The It's On Us campaign was launched by Barack Obama and the White House Council on Women and Girls on September 19, 2014, aiming to raise awareness about sexual assault on college campuses and encourage the public to recognize and intervene when possible. Following the release of AJR's single "Weak", Obama listened to the song via Spotify, which led to his administration asking the band to help support the campaign. The band accepted, describing the movement's goals as "an important topic to us because most of our fans are in that college-age demographic, and it presents a real problem on college campuses" and expressed happiness with using AJR's popularity as a platform for it.

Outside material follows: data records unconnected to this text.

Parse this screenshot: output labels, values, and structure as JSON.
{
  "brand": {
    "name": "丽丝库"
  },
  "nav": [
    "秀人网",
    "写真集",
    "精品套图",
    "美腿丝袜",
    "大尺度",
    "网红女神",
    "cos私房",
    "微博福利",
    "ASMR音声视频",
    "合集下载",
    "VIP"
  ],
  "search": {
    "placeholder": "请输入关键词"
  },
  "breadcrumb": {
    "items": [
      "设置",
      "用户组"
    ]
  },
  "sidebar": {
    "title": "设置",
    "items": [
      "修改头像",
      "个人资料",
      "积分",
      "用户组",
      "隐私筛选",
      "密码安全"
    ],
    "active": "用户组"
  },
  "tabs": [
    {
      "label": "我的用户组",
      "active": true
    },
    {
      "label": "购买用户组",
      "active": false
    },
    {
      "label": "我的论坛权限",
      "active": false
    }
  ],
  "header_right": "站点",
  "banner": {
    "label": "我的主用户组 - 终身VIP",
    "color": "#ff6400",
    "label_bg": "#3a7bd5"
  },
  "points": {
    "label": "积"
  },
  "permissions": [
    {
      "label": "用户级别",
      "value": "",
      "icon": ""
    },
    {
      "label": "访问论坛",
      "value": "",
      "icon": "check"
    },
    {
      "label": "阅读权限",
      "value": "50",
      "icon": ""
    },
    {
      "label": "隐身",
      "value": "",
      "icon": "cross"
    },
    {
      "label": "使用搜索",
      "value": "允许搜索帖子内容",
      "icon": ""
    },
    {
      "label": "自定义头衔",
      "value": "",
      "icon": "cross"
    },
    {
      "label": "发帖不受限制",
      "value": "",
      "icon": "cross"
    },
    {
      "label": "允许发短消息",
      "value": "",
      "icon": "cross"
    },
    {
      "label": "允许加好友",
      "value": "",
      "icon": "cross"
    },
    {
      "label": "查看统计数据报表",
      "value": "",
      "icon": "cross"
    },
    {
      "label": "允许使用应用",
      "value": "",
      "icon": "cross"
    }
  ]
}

AJR approached Rebecca Kaplan, the director of "It's On Us", with the idea of writing a song, who agreed and helped the band meet with sexual assault survivors and incorporate their stories into the song, naming it after the campaign. AJR performed "It's On Us" alongside their song "Turning Out" from the band's second studio album, The Click, and a cover of "Can't Help Falling in Love" by Elvis Presley at the White House for the final It's On Us summit on January 5, 2017. A studio recording of "It's On Us" was released onto streaming services on March 31, 2017, with the band donating all of the song's proceeds to the initiative.

==Composition==
"It's On Us" is composed in 4/4 time signature in the key of A major and follows a tempo of 88 beats per minute (bpm). The song appears on streaming services with the extended title "It's On Us (Benefiting the 'It's On Us' Campaign)". Although the band advertised the song as having other musicians featured on it, none are present or credited.